Mailing List AE-List@media-motion.tv ? Message #52460
From: John Morgan <John.Morgan@slcc.edu>
Subject: RE: [AE] a very important question for every After Effects user
Date: Mon, 13 Jan 2014 17:31:43 +0000
To: After Effects Mail List <AE-List@media-motion.tv>

Another aspect of performance is this:  as primarily a video editor, I’ve purchased a number of Ae templates from Footage Firm and Digital Juice so as to expedite the creative process for quickie things like digital signage loops, video seques and such.

 

Rendering these older projects is absolutely painful because they can’t take advantage of all the processor power. I’ve got dual-processor/quad core Xeons in hyperthreaded mode (yields 16 processors) and it’s a killer to watch older Ae projects render at 20% of capability. There’s a Quadro 5000 card in this machine too. Great for Pr, but death on older Ae projects.

 

I vote for performance improvement, forwards AND backwards.

 

John

 

From: After Effects Mail List [mailto:AE-List@media-motion.tv] On Behalf Of Walter Soyka
Sent: Monday, January 13, 2014 10:12 AM
To: After Effects Mail List
Subject: Re: [AE] a very important question for every After Effects user

 

I think that performance IS a creative feature. Better performance means fewer concentraction-killing interruptions during work, and greater ability to experiment and iterate. 

 

Slow performance is my single biggest pain point with After Effects right now. How many times a day do I hit 0 for RAM preview -- and then wait? Then make a tweak and do it all again? How many times a day do I scrub a parameter -- and then wait? Then scrub it a little more and wait a little more?

 

In my mind, improving performance is all about minimizing or eliminating these bottlenecks in the creative process.

 

Robert mentioned Mamba FX -- that's a great example.
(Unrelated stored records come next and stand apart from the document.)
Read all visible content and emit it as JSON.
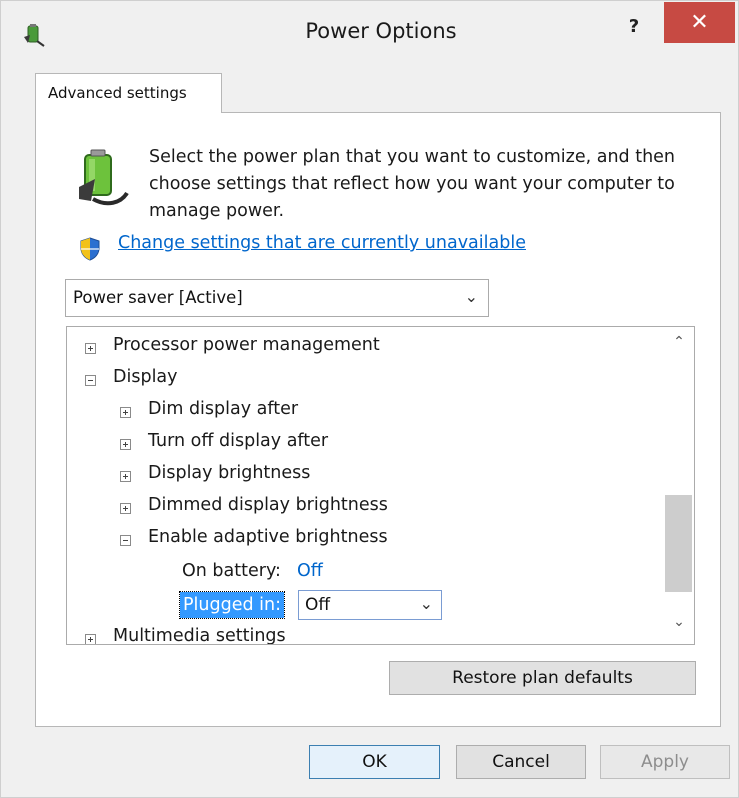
{
  "window": {
    "title": "Power Options",
    "help_label": "?",
    "close_label": "✕"
  },
  "tab": {
    "label": "Advanced settings"
  },
  "description": "Select the power plan that you want to customize, and then choose settings that reflect how you want your computer to manage power.",
  "change_link": "Change settings that are currently unavailable",
  "plan_select": {
    "value": "Power saver [Active]"
  },
  "tree": {
    "processor": "Processor power management",
    "display": "Display",
    "dim_display": "Dim display after",
    "turn_off_display": "Turn off display after",
    "display_brightness": "Display brightness",
    "dimmed_brightness": "Dimmed display brightness",
    "adaptive_brightness": "Enable adaptive brightness",
    "on_battery_label": "On battery:",
    "on_battery_value": "Off",
    "plugged_in_label": "Plugged in:",
    "plugged_in_value": "Off",
    "multimedia": "Multimedia settings"
  },
  "buttons": {
    "restore": "Restore plan defaults",
    "ok": "OK",
    "cancel": "Cancel",
    "apply": "Apply"
  },
  "icons": {
    "app": "power-options-icon",
    "battery": "battery-plug-icon",
    "shield": "uac-shield-icon"
  },
  "colors": {
    "close_button": "#c74a43",
    "link": "#0066cc",
    "selection": "#3399ff"
  }
}
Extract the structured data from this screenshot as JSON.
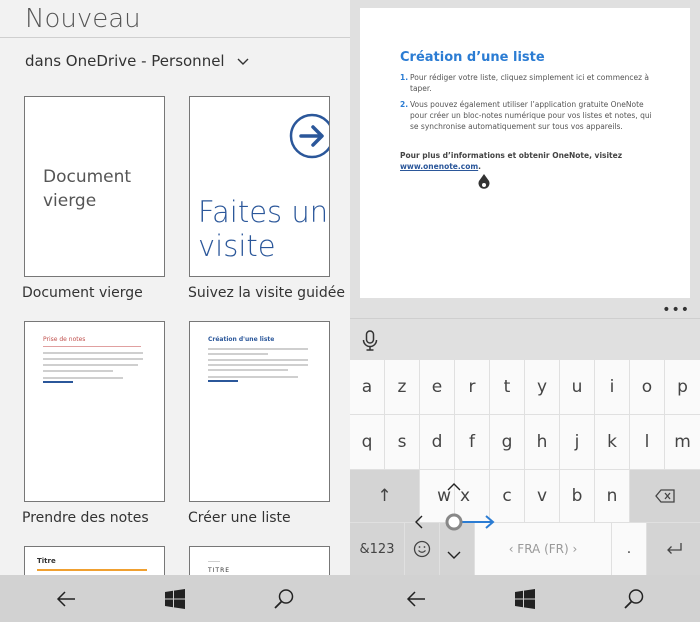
{
  "left_pane": {
    "title": "Nouveau",
    "location": "dans OneDrive - Personnel",
    "tiles": [
      {
        "label": "Document vierge",
        "preview_text": "Document vierge"
      },
      {
        "label": "Suivez la visite guidée",
        "preview_text": "Faites une visite"
      },
      {
        "label": "Prendre des notes",
        "preview_title": "Prise de notes"
      },
      {
        "label": "Créer une liste",
        "preview_title": "Création d'une liste"
      },
      {
        "label": "",
        "preview_title": "Titre"
      },
      {
        "label": "",
        "preview_title": "Titre"
      }
    ]
  },
  "right_pane": {
    "document": {
      "heading": "Création d’une liste",
      "items": [
        {
          "num": "1.",
          "text": "Pour rédiger votre liste, cliquez simplement ici et commencez à taper."
        },
        {
          "num": "2.",
          "text": "Vous pouvez également utiliser l’application gratuite OneNote pour créer un bloc-notes numérique pour vos listes et notes, qui se synchronise automatiquement sur tous vos appareils."
        }
      ],
      "footer_text": "Pour plus d’informations et obtenir OneNote, visitez",
      "footer_link": "www.onenote.com",
      "footer_end": "."
    },
    "more": "•••",
    "keyboard": {
      "row1": [
        "a",
        "z",
        "e",
        "r",
        "t",
        "y",
        "u",
        "i",
        "o",
        "p"
      ],
      "row2": [
        "q",
        "s",
        "d",
        "f",
        "g",
        "h",
        "j",
        "k",
        "l",
        "m"
      ],
      "row3": [
        "w",
        "x",
        "c",
        "v",
        "b",
        "n"
      ],
      "numbers_key": "&123",
      "space_label": "‹ FRA (FR) ›",
      "period": ".",
      "shift": "↑"
    }
  },
  "colors": {
    "accent": "#2b579a",
    "heading_blue": "#2b7cd3",
    "nav_bg": "#d2d2d2"
  }
}
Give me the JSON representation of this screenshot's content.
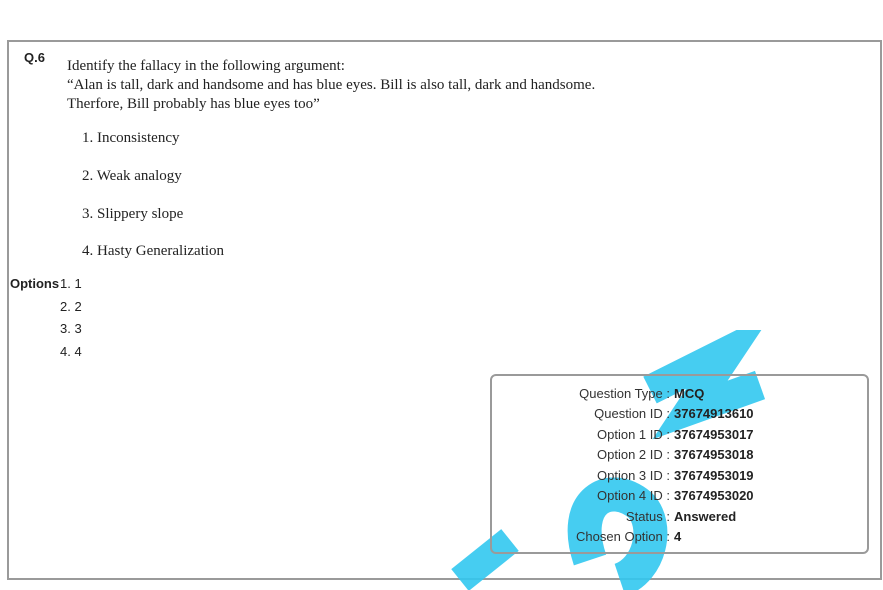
{
  "question": {
    "number": "Q.6",
    "lines": [
      "Identify the fallacy in the following argument:",
      "“Alan is tall, dark and handsome and has blue eyes. Bill is also tall, dark and handsome.",
      "Therfore, Bill probably has blue eyes too”"
    ],
    "choices": [
      "1. Inconsistency",
      "2. Weak analogy",
      "3. Slippery slope",
      "4. Hasty Generalization"
    ]
  },
  "options": {
    "label": "Options",
    "items": [
      "1. 1",
      "2. 2",
      "3. 3",
      "4. 4"
    ]
  },
  "info": {
    "rows": [
      {
        "key": "Question Type :",
        "value": "MCQ"
      },
      {
        "key": "Question ID :",
        "value": "37674913610"
      },
      {
        "key": "Option 1 ID :",
        "value": "37674953017"
      },
      {
        "key": "Option 2 ID :",
        "value": "37674953018"
      },
      {
        "key": "Option 3 ID :",
        "value": "37674953019"
      },
      {
        "key": "Option 4 ID :",
        "value": "37674953020"
      },
      {
        "key": "Status :",
        "value": "Answered"
      },
      {
        "key": "Chosen Option :",
        "value": "4"
      }
    ]
  },
  "colors": {
    "watermark": "#32c8f0",
    "border": "#9a9a9a"
  }
}
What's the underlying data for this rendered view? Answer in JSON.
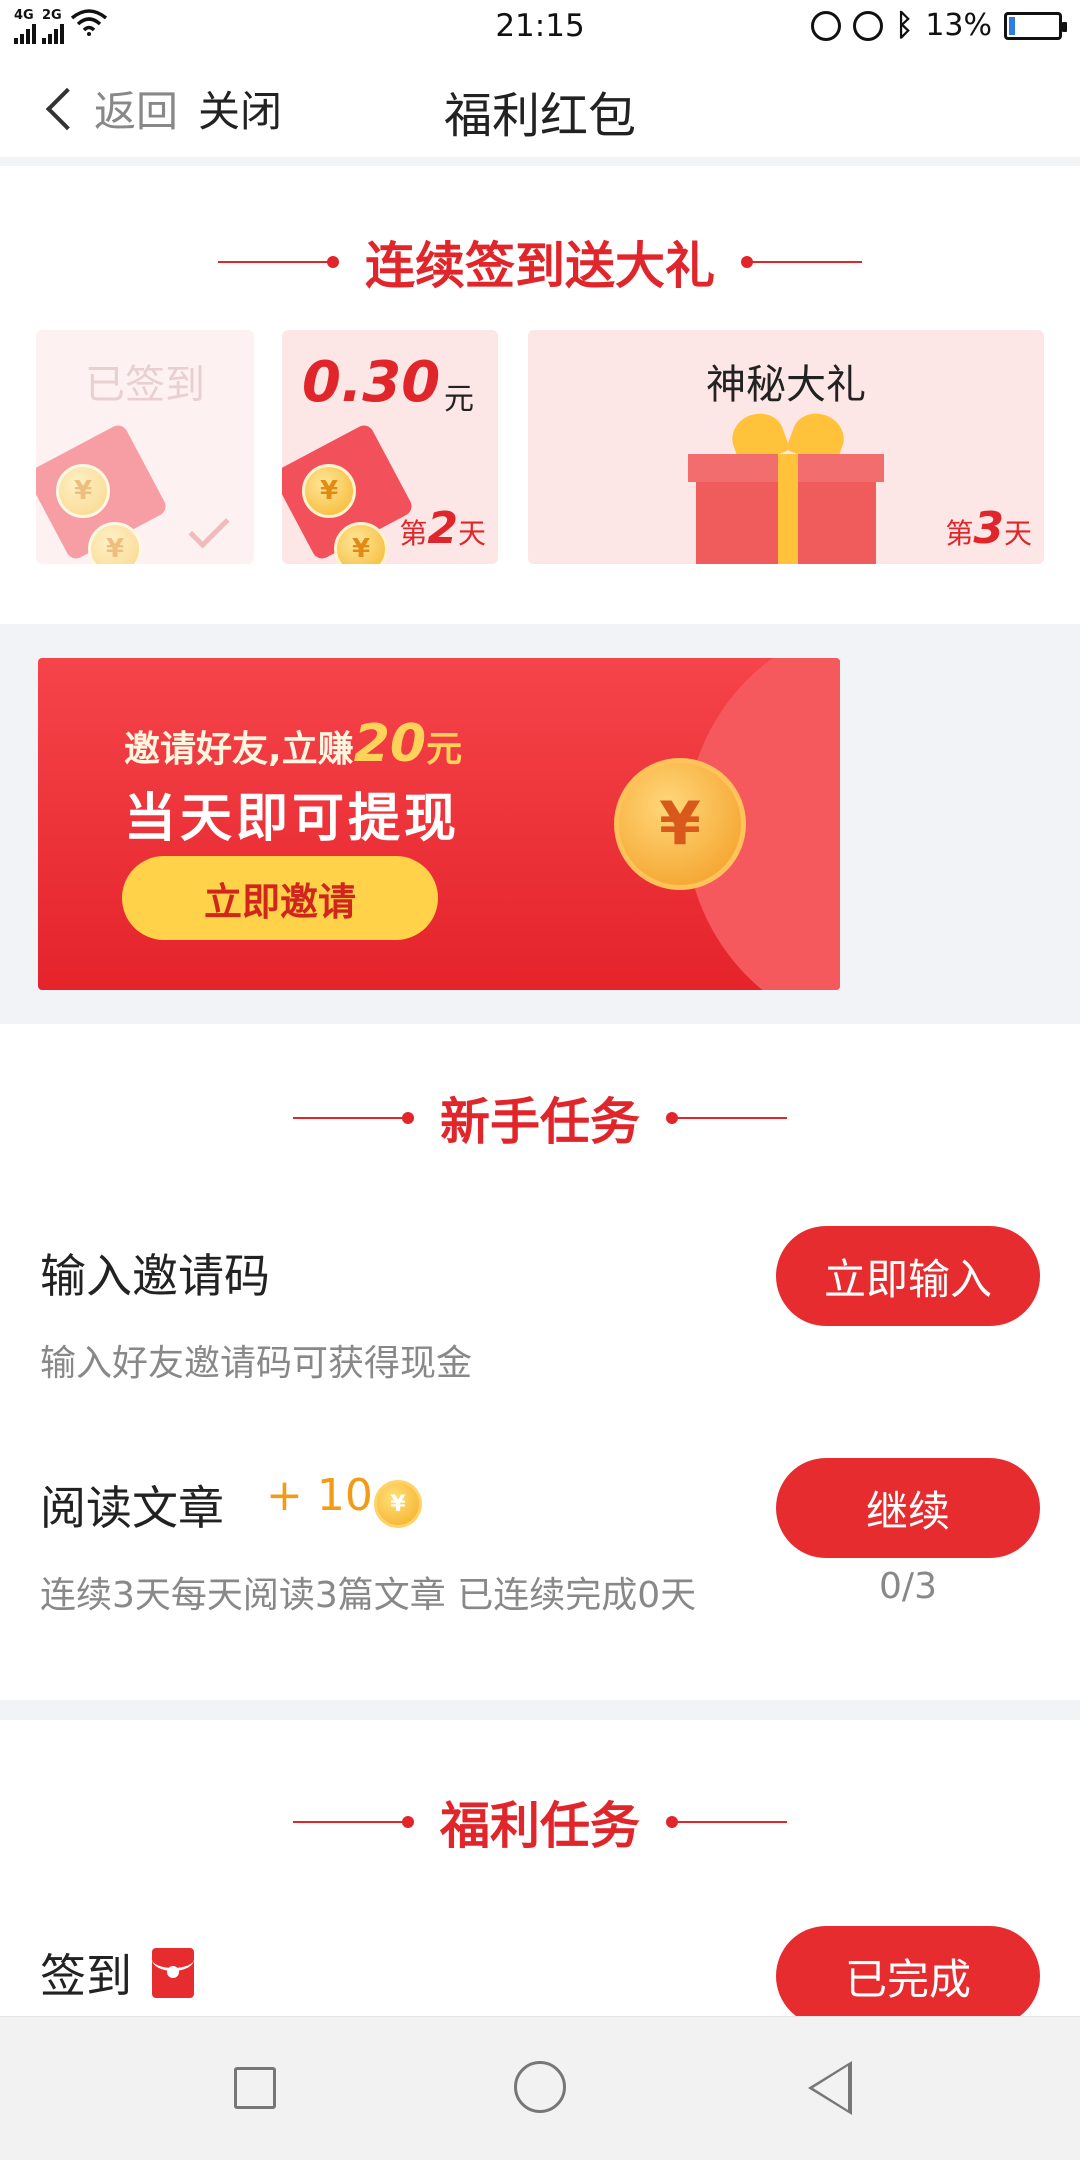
{
  "status_bar": {
    "network1": "4G",
    "network2": "2G",
    "time": "21:15",
    "battery": "13%",
    "battery_level": 0.13
  },
  "nav": {
    "back_label": "返回",
    "close_label": "关闭",
    "title": "福利红包"
  },
  "signin": {
    "header": "连续签到送大礼",
    "day1": {
      "label": "已签到"
    },
    "day2": {
      "amount": "0.30",
      "unit": "元",
      "day_prefix": "第",
      "day_num": "2",
      "day_suffix": "天"
    },
    "day3": {
      "label": "神秘大礼",
      "day_prefix": "第",
      "day_num": "3",
      "day_suffix": "天"
    },
    "coin_symbol": "¥"
  },
  "banner": {
    "line1_prefix": "邀请好友,立赚",
    "line1_amount": "20",
    "line1_unit": "元",
    "line2": "当天即可提现",
    "button": "立即邀请",
    "coin_symbol": "¥"
  },
  "newbie": {
    "header": "新手任务",
    "tasks": [
      {
        "title": "输入邀请码",
        "desc": "输入好友邀请码可获得现金",
        "button": "立即输入"
      },
      {
        "title": "阅读文章",
        "reward": "+ 10",
        "desc": "连续3天每天阅读3篇文章 已连续完成0天",
        "button": "继续",
        "progress": "0/3"
      }
    ]
  },
  "welfare": {
    "header": "福利任务",
    "tasks": [
      {
        "title": "签到",
        "button": "已完成"
      }
    ]
  },
  "colors": {
    "accent": "#e0262a",
    "button": "#e62c2f",
    "gold": "#ffd24a"
  }
}
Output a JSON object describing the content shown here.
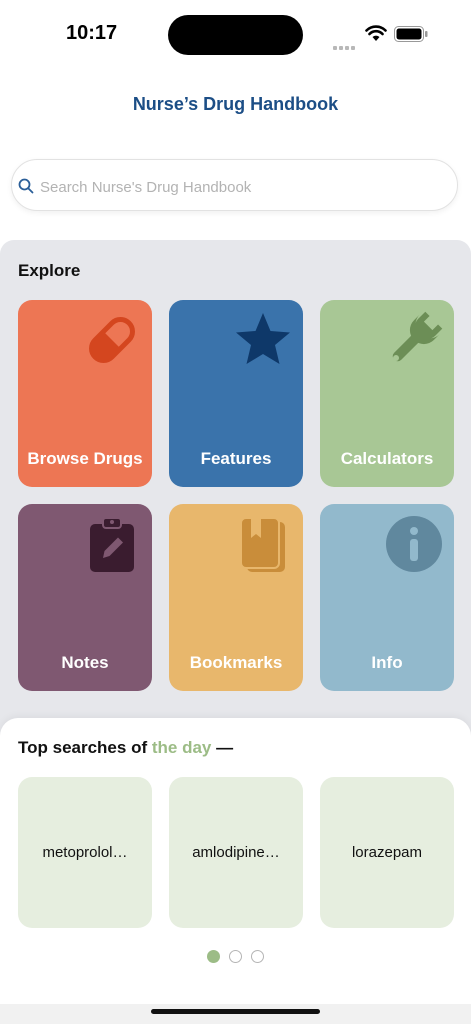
{
  "status": {
    "time": "10:17"
  },
  "nav": {
    "title": "Nurse’s Drug Handbook"
  },
  "search": {
    "placeholder": "Search Nurse's Drug Handbook"
  },
  "explore": {
    "title": "Explore",
    "tiles": [
      {
        "label": "Browse Drugs",
        "color": "#ed7654",
        "icon": "pill-icon"
      },
      {
        "label": "Features",
        "color": "#3a73ab",
        "icon": "star-icon"
      },
      {
        "label": "Calculators",
        "color": "#a8c795",
        "icon": "wrench-icon"
      },
      {
        "label": "Notes",
        "color": "#7f5871",
        "icon": "clipboard-edit-icon"
      },
      {
        "label": "Bookmarks",
        "color": "#e8b76c",
        "icon": "book-bookmark-icon"
      },
      {
        "label": "Info",
        "color": "#92b9cc",
        "icon": "info-icon"
      }
    ]
  },
  "top_searches": {
    "title_prefix": "Top searches of ",
    "title_accent": "the day",
    "title_suffix": " —",
    "items": [
      "metoprolol…",
      "amlodipine…",
      "lorazepam"
    ],
    "page_count": 3,
    "active_page": 1
  },
  "colors": {
    "brand_blue": "#1c4e86",
    "accent_green": "#9cbc86",
    "panel_gray": "#e6e7eb"
  }
}
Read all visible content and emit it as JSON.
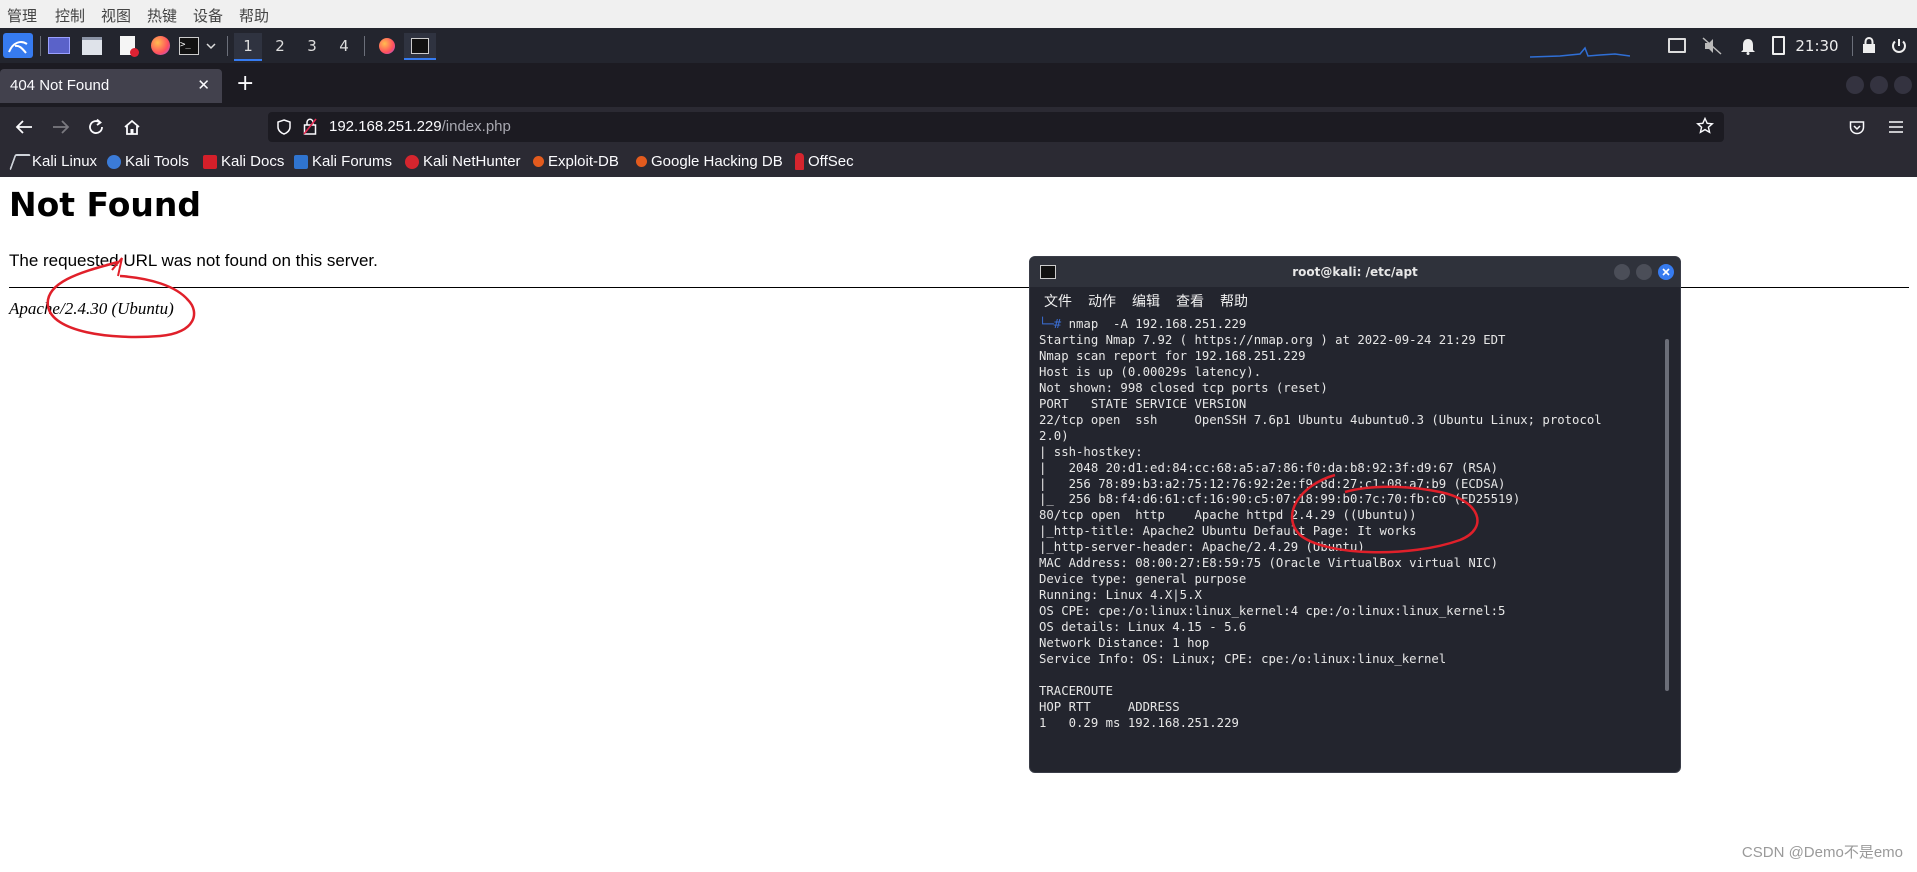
{
  "host_menu": [
    "管理",
    "控制",
    "视图",
    "热键",
    "设备",
    "帮助"
  ],
  "panel": {
    "workspaces": [
      "1",
      "2",
      "3",
      "4"
    ],
    "active_workspace": "1",
    "clock": "21:30",
    "icons": [
      "kali-menu-icon",
      "desktop-icon",
      "file-manager-icon",
      "text-editor-icon",
      "firefox-icon",
      "terminal-icon",
      "display-icon",
      "volume-muted-icon",
      "notification-bell-icon",
      "battery-icon",
      "lock-icon",
      "power-icon"
    ]
  },
  "browser": {
    "tab_title": "404 Not Found",
    "url_host": "192.168.251.229",
    "url_path": "/index.php",
    "bookmarks": [
      "Kali Linux",
      "Kali Tools",
      "Kali Docs",
      "Kali Forums",
      "Kali NetHunter",
      "Exploit-DB",
      "Google Hacking DB",
      "OffSec"
    ]
  },
  "page": {
    "heading": "Not Found",
    "message": "The requested URL was not found on this server.",
    "server_signature": "Apache/2.4.30 (Ubuntu)"
  },
  "terminal": {
    "title": "root@kali: /etc/apt",
    "menu": [
      "文件",
      "动作",
      "编辑",
      "查看",
      "帮助"
    ],
    "prompt_prefix": "└─# ",
    "command": "nmap  -A 192.168.251.229",
    "output": [
      "Starting Nmap 7.92 ( https://nmap.org ) at 2022-09-24 21:29 EDT",
      "Nmap scan report for 192.168.251.229",
      "Host is up (0.00029s latency).",
      "Not shown: 998 closed tcp ports (reset)",
      "PORT   STATE SERVICE VERSION",
      "22/tcp open  ssh     OpenSSH 7.6p1 Ubuntu 4ubuntu0.3 (Ubuntu Linux; protocol",
      "2.0)",
      "| ssh-hostkey:",
      "|   2048 20:d1:ed:84:cc:68:a5:a7:86:f0:da:b8:92:3f:d9:67 (RSA)",
      "|   256 78:89:b3:a2:75:12:76:92:2e:f9:8d:27:c1:08:a7:b9 (ECDSA)",
      "|_  256 b8:f4:d6:61:cf:16:90:c5:07:18:99:b0:7c:70:fb:c0 (ED25519)",
      "80/tcp open  http    Apache httpd 2.4.29 ((Ubuntu))",
      "|_http-title: Apache2 Ubuntu Default Page: It works",
      "|_http-server-header: Apache/2.4.29 (Ubuntu)",
      "MAC Address: 08:00:27:E8:59:75 (Oracle VirtualBox virtual NIC)",
      "Device type: general purpose",
      "Running: Linux 4.X|5.X",
      "OS CPE: cpe:/o:linux:linux_kernel:4 cpe:/o:linux:linux_kernel:5",
      "OS details: Linux 4.15 - 5.6",
      "Network Distance: 1 hop",
      "Service Info: OS: Linux; CPE: cpe:/o:linux:linux_kernel",
      "",
      "TRACEROUTE",
      "HOP RTT     ADDRESS",
      "1   0.29 ms 192.168.251.229"
    ]
  },
  "watermark": "CSDN @Demo不是emo",
  "colors": {
    "panel_bg": "#23252e",
    "browser_chrome": "#2b2a33",
    "tab_strip": "#1c1b22",
    "accent_blue": "#367bf0",
    "annotation_red": "#e0202a"
  }
}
I can do work on Mamba on my laptop in realtime that requires a render in Ae on my much more powerful Z800. If you are used to waiting on Ae, it's hard to describe how creatively freeing realtime or near-realtime performance is, and how much the computer waiting on you instead of you waiting on the computer changes the way you work.

 

I'm all for sharpening the ax before we try to chop more wood.